Por un lado, en relación con los principios básicos que rigen en la contratación pública, esta Sala ha declarado que, en el ámbito del ordenamiento público, y concretamente en el ámbito del que ahora se trata, resultan de especial significación y trascendencia principios como los de interés general, igualdad de trato y transparencia, todos ellos consustanciales a la propia contratación en el sector público de manera autónoma e independiente a la del ordenamiento privado, como consecuencia, precisamente, de la prevalencia del propio interés general ( sentencia de 13 de octubre de 2011, casación 537/2008). Se añade que el principio de igualdad y no discriminación es una pieza fundamental del procedimiento de contratación que conduce a que los interesados puedan acceder al mismo y han conocido con claridad su tramitación, las respectivas propuestas y los criterios de valoración ( sentencia de 9 de diciembre de 2011, recurso ordinario 202/2008).
Por otro lado, hemos mantenido que el pliego de condiciones en la contratación administrativa constituye la lex contractus, con fuerza vinculante para las partes, ya que las cláusulas del mismo fijan las condiciones del acuerdo de voluntades (por todas, sentencias de 21 de enero de 1994, apelación 1912/1989, o de 5 de octubre de 1999, casación 7893/1994, y las que en ellas se citan).

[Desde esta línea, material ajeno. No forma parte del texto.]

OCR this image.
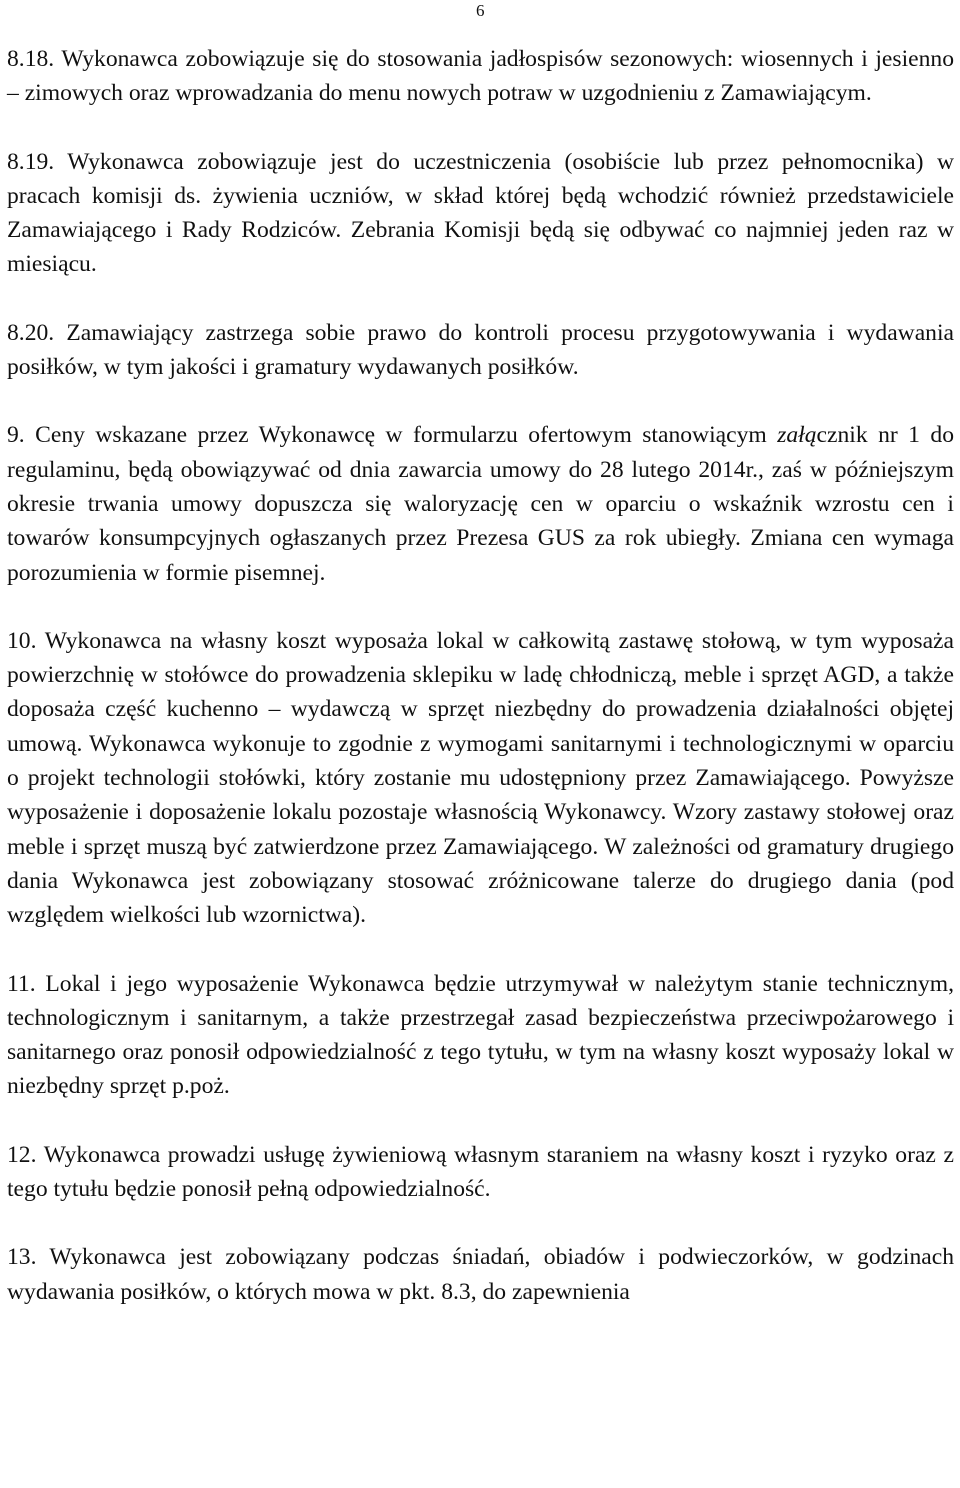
6

8.18. Wykonawca zobowiązuje się do stosowania jadłospisów sezonowych: wiosennych i jesienno – zimowych oraz wprowadzania do menu nowych potraw w uzgodnieniu z Zamawiającym.

8.19. Wykonawca zobowiązuje jest do uczestniczenia (osobiście lub przez pełnomocnika) w pracach komisji ds. żywienia uczniów, w skład której będą wchodzić również przedstawiciele Zamawiającego i Rady Rodziców. Zebrania Komisji będą się odbywać co najmniej jeden raz w miesiącu.

8.20. Zamawiający zastrzega sobie prawo do kontroli procesu przygotowywania i wydawania posiłków, w tym jakości i gramatury wydawanych posiłków.

9. Ceny wskazane przez Wykonawcę w formularzu ofertowym stanowiącym załącznik nr 1 do regulaminu, będą obowiązywać od dnia zawarcia umowy do 28 lutego 2014r., zaś w późniejszym okresie trwania umowy dopuszcza się waloryzację cen w oparciu o wskaźnik wzrostu cen i towarów konsumpcyjnych ogłaszanych przez Prezesa GUS za rok ubiegły. Zmiana cen wymaga porozumienia w formie pisemnej.

10. Wykonawca na własny koszt wyposaża lokal w całkowitą zastawę stołową, w tym wyposaża powierzchnię w stołówce do prowadzenia sklepiku w ladę chłodniczą, meble i sprzęt AGD, a także doposaża część kuchenno – wydawczą w sprzęt niezbędny do prowadzenia działalności objętej umową. Wykonawca wykonuje to zgodnie z wymogami sanitarnymi i technologicznymi w oparciu o projekt technologii stołówki, który zostanie mu udostępniony przez Zamawiającego. Powyższe wyposażenie i doposażenie lokalu pozostaje własnością Wykonawcy. Wzory zastawy stołowej oraz meble i sprzęt muszą być zatwierdzone przez Zamawiającego. W zależności od gramatury drugiego dania Wykonawca jest zobowiązany stosować zróżnicowane talerze do drugiego dania (pod względem wielkości lub wzornictwa).

11. Lokal i jego wyposażenie Wykonawca będzie utrzymywał w należytym stanie technicznym, technologicznym i sanitarnym, a także przestrzegał zasad bezpieczeństwa przeciwpożarowego i sanitarnego oraz ponosił odpowiedzialność z tego tytułu, w tym na własny koszt wyposaży lokal w niezbędny sprzęt p.poż.

12. Wykonawca prowadzi usługę żywieniową własnym staraniem na własny koszt i ryzyko oraz z tego tytułu będzie ponosił pełną odpowiedzialność.

13. Wykonawca jest zobowiązany podczas śniadań, obiadów i podwieczorków, w godzinach wydawania posiłków, o których mowa w pkt. 8.3, do zapewnienia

Partiendo de ello, en relación con los criterios de adjudicación, hemos rechazado que una vez presentadas las ofertas, y a la vista de las mejoras presentadas, se incorporen subcriterios que no estaban previstos en el Pliego de Cláusulas Administrativas Particulares, alterando el peso de los inicialmente contemplados, quebrándose la igualdad de condiciones en la que han de concurrir los licitadores a partir de los criterios objetivos y públicos contenidos en el Pliego ( sentencia de 11 de octubre de 2012, casación 3253/2009). También hemos precisado que diferentes de los criterios de adjudicación son las reglas para su valoración, pues, conforme a la Ley de Contratos, cabe que los criterios se evalúen de forma automática, mediante fórmulas, cifras o porcentajes, lo que garantiza mayor transparencia y objetividad de la adjudicación, y criterios cuya evaluación depende de un juicio de valor, que lleva aparejado cierto grado de subjetividad ( sentencia de 3 de abril de 2025, casación 3910/2022); y advertido que ponderar los criterios es algo más que atribuir una puntación, pues supone una valoración que permite llegar a la conclusión en la que se plasma el resultado de esa operación (sentencia de 20 de marzo de 2012, casación 1293/2009).”